The coca leaf, which contains the alkaloid used to make the Schedule I drug cocaine, has been chewed, brewed, and otherwise consumed in traditional Andean medicine for centuries to alleviate altitude sickness, high blood pressure, headaches, and even depression. Recently, though, some of its topical uses have been gaining in popularity for relief of muscle aches and to improve blood circulation. We'd seen coca leaf creams hocked on buses and in markets in much of northwestern South America for years as a panacea for aches and pains, but we've recently noticed high-end spas employing the coca leaf, such as the Spa at Cusco's Palacio del Inka, Spa Mayu Wilka at the Sacred Valley's Rio Sagrado Hotel, and Machu Picchu's Unu Spa at Inkaterra. But does it work?

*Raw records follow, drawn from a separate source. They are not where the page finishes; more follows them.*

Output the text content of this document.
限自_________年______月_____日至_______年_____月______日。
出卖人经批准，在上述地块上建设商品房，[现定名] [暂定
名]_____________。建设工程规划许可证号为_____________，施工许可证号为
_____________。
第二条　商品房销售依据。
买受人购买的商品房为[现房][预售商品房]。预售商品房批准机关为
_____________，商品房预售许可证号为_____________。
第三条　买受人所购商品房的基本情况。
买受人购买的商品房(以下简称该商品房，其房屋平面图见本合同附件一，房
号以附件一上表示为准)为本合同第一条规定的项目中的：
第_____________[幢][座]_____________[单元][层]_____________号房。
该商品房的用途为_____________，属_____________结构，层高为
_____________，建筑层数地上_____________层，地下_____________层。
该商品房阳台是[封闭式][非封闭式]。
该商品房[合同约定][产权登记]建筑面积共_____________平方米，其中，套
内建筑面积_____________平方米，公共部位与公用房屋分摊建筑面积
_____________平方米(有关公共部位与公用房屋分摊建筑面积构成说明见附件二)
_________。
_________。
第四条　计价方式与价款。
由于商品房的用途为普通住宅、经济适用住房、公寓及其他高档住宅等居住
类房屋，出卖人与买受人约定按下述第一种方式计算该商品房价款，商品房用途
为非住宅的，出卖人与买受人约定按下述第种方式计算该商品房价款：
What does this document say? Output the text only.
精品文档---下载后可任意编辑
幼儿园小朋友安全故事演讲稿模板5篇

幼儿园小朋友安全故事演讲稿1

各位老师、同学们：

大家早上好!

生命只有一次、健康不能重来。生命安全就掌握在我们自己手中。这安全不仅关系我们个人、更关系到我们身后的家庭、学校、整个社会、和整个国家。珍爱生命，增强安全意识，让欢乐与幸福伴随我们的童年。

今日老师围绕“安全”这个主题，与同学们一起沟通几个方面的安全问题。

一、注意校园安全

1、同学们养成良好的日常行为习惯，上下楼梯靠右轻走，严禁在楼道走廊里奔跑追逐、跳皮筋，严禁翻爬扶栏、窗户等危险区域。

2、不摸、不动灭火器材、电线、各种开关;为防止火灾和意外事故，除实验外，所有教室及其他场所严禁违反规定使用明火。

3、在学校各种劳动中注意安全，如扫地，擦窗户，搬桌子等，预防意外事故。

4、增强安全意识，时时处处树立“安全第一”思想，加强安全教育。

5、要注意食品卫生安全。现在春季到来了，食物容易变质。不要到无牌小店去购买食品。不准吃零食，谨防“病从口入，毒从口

"When massaged into the skin, the coca leaf can help boost blood circulation, help skin tone, and wipe away dead skin cells," says Ana Cecilia, spa director at Palacio del Inka, the newest spa in Cusco, Peru. "Since coca leaves are a natural stimulant and contain vitamins and minerals, Inkaterra uses them in their treatments to detoxify and improve the body's blood circulation," adds Luis Peñaloza, spa coordinator at the Unu Spa at the Inkaterra in Aguas Calientes. Without any real studies of the substance, it all sounded a little like snake oil to us. So after a recent trek through the Sacred Valley, we decided to give a coca-leaf massage its day in court at the Palacio del Inka. (You are unlikely to find coca used in American spas since processing the coca leaf is officially banned in the United States, unless you possess a license or prescription.)
The leaf is pulverized, then mixed with quinoa (cooked and cooled), which we learned is a gentle exfoliant that helps clear dead skin off your body. The mixture is massaged over the entire body, generating a light, tingling sensation – much like mentholated shampoos do – that supposedly stimulates blood circulation. Unlike chewing the coca leaf or drinking the tea made from brewing it – when you can briefly feel the stimulant at work – the cream doesn't have such an effect, leaving only a tingling sensation on the skin. It's hard to say what agent was actually creating this effect, since massages themselves also contribute to increased blood flow. But when the hour-and-a-half treatment was over, aches had been significantly reduced.